First, I’ll fill in some much needed context as an antidote to McIntyre and McKitrick’s misleading focus on Mann et al’s use of principal components analysis (PCA) in data preprocessing of tree-ring proxy networks. Their problematic analysis was compounded by Wegman et al’s refusal to even consider all subsequent peer reviewed commentary – commentary that clearly demonstrated that correction of Mann et al’s “short-centered” PCA had minimal impact on the overall reconstruction.
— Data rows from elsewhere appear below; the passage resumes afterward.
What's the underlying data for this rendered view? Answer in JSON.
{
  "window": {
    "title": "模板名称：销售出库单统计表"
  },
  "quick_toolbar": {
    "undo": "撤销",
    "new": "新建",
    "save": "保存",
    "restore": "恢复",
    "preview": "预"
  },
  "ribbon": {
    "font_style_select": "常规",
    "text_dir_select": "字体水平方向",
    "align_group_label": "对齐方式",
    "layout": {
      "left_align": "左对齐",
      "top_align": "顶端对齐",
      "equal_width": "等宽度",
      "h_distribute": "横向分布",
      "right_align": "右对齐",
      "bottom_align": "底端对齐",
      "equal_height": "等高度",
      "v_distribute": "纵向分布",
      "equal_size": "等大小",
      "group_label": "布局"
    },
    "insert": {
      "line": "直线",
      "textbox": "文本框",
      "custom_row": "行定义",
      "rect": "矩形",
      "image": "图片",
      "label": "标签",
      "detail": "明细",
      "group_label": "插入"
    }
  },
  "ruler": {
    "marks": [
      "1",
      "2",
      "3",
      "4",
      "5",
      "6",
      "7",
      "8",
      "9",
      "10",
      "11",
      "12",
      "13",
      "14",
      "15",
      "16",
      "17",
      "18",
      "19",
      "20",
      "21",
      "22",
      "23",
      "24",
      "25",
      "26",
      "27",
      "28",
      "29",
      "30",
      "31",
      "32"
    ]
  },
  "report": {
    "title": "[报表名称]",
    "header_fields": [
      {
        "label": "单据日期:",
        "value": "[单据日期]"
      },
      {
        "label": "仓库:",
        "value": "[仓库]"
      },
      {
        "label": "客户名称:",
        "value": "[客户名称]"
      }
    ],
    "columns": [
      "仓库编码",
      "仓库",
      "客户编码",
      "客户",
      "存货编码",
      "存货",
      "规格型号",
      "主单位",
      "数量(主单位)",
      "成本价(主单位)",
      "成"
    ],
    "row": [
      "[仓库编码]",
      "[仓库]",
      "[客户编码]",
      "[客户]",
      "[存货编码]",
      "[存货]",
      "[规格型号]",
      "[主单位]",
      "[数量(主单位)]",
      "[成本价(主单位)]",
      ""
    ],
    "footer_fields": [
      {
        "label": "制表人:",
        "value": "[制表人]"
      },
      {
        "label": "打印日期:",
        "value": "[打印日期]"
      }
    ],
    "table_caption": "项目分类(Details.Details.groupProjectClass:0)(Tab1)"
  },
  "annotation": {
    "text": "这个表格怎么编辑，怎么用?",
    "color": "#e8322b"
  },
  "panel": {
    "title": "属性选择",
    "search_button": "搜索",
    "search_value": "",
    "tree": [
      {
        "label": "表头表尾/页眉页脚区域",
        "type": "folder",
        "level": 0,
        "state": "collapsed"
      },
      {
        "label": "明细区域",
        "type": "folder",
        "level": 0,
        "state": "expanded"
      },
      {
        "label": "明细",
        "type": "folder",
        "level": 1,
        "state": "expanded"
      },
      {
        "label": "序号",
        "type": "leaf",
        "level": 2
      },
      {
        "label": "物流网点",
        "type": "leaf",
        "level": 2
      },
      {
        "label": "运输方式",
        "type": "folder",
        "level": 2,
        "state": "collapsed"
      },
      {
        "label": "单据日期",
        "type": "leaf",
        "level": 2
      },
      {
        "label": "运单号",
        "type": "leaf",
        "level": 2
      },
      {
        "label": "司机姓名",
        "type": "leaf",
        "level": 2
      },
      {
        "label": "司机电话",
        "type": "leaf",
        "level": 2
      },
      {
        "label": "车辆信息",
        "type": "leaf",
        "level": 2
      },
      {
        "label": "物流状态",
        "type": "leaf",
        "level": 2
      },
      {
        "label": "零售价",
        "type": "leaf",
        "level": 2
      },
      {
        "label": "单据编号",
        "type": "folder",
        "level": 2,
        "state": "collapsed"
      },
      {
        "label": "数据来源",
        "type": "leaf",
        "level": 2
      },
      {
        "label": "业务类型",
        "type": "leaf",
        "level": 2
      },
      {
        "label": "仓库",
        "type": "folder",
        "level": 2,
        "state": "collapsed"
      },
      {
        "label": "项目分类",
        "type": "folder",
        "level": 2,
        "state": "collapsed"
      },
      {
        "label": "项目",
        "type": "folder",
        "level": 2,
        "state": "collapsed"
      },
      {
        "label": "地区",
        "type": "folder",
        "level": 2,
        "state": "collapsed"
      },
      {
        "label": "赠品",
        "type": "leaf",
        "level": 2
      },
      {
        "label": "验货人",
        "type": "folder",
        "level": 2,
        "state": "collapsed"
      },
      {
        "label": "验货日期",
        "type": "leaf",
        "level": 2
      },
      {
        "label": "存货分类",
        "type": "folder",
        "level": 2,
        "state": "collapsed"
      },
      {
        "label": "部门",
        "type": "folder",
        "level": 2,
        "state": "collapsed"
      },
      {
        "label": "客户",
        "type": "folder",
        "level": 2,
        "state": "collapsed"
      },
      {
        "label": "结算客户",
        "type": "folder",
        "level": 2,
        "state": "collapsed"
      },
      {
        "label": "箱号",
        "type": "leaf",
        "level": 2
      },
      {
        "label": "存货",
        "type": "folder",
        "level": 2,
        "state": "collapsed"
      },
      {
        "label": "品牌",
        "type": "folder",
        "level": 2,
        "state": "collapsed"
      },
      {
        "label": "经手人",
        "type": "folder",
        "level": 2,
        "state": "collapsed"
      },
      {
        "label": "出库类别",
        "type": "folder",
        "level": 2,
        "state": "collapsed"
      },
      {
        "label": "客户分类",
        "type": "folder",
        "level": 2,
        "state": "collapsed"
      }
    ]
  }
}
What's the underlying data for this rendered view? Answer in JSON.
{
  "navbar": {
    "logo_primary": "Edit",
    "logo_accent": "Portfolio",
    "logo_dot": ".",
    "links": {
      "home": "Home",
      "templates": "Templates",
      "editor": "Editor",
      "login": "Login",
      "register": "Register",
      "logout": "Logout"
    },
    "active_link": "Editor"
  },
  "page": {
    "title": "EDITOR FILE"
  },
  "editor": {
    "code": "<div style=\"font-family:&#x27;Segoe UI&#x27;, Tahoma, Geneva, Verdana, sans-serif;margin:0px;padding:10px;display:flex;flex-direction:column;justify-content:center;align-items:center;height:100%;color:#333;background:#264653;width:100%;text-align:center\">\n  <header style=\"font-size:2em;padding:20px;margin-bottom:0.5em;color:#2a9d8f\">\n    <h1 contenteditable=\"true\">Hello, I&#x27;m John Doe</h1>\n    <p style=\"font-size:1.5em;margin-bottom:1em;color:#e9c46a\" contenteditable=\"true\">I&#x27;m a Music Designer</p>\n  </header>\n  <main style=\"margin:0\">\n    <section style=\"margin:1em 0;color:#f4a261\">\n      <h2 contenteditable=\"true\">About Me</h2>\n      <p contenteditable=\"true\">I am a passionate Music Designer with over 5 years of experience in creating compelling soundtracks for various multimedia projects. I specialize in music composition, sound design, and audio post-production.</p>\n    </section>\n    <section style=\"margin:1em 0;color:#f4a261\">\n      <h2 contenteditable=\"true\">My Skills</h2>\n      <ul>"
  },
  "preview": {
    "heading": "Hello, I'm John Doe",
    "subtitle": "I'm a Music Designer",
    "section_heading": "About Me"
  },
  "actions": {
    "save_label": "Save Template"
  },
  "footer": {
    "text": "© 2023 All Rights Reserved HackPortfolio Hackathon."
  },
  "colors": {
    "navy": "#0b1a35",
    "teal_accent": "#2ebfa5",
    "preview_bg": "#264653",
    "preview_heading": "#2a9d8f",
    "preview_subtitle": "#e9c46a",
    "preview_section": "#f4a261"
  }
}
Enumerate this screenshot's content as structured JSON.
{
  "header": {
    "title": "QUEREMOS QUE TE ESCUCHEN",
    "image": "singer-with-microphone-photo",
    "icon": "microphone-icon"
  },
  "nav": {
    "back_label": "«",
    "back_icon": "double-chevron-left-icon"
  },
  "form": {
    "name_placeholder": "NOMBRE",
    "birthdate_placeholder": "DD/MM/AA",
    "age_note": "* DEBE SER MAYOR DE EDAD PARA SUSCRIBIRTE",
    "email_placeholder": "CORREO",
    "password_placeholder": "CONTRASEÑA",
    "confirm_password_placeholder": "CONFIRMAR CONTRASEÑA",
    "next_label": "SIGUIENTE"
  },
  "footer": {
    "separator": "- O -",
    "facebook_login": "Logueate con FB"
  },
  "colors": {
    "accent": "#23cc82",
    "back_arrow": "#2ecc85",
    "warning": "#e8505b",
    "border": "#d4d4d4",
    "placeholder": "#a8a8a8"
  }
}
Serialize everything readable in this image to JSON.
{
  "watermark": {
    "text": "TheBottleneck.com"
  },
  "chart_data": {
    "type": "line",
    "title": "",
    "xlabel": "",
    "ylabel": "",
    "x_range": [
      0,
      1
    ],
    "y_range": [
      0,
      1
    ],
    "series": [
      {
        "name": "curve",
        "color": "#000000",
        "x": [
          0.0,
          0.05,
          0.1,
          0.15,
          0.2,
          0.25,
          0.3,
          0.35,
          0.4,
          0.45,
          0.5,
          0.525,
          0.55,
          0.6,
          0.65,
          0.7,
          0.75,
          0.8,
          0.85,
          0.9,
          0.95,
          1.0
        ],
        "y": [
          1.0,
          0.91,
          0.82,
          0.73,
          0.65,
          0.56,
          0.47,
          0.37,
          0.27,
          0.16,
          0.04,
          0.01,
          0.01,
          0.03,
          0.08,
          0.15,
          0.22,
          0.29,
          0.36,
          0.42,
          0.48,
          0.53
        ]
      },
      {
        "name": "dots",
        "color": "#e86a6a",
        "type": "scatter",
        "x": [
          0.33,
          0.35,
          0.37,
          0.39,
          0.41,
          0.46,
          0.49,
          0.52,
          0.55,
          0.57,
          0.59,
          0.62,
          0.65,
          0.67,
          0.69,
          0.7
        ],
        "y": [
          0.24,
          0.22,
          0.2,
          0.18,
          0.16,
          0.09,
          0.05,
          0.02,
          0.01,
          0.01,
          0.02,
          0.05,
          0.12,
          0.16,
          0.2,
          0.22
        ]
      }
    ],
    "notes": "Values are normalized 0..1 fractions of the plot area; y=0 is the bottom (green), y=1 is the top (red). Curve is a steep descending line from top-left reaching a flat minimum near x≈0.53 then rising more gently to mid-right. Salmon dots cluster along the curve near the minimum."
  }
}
Next, I’ll look at Wegman et al’s “reproduction” of McIntyre and McKitrick’s simulation of Mann et al’s PCA methodology, published in the pair’s 2005 Geophysical Research Letters article, Hockey sticks, principal components, and spurious significance). It turns out that the sample leading principal components (PC1s) shown in two key Wegman et al figures were in fact rendered directly from McIntyre and McKitrick’s original archive of simulated “hockey stick” PC1s. Even worse, though, is the astonishing fact that this special collection of “hockey sticks” is not even a random sample of the 10,000 pseudo-proxy PC1s originally produced in the GRL study. Rather it expressly contains the very top 100 – one percent – having the most pronounced upward blade. Thus, McIntyre and McKitrick’s original Fig 1-1, mechanically reproduced by Wegman et al, shows a carefully selected “sample” from the top 1% of simulated “hockey sticks”. And Wegman’s Fig 4-4, which falsely claimed to show “hockey sticks” mined from low-order, low-autocorrelation “red noise”, contains another 12 from that same 1%!
Finally, I’ll return to the central claim of Wegman et al – that McIntyre and McKitrick had shown that Michael Mann’s “short-centred” principal component analysis would mine “hockey sticks”, even from low-order, low-correlation “red noise” proxies . But both the source code and the hard-wired “hockey stick” figures clearly confirm what physicist David Ritson pointed out more than four years ago, namely that McIntyre and McKitrick’s “compelling” result was in fact based on a highly questionable procedure that generated null proxies with very high auto-correlation and persistence. All these facts are clear from even a cursory examination of McIntyre’s source code, demonstrating once and for all the incompetence and lack of due diligence exhibited by the Wegman report authors.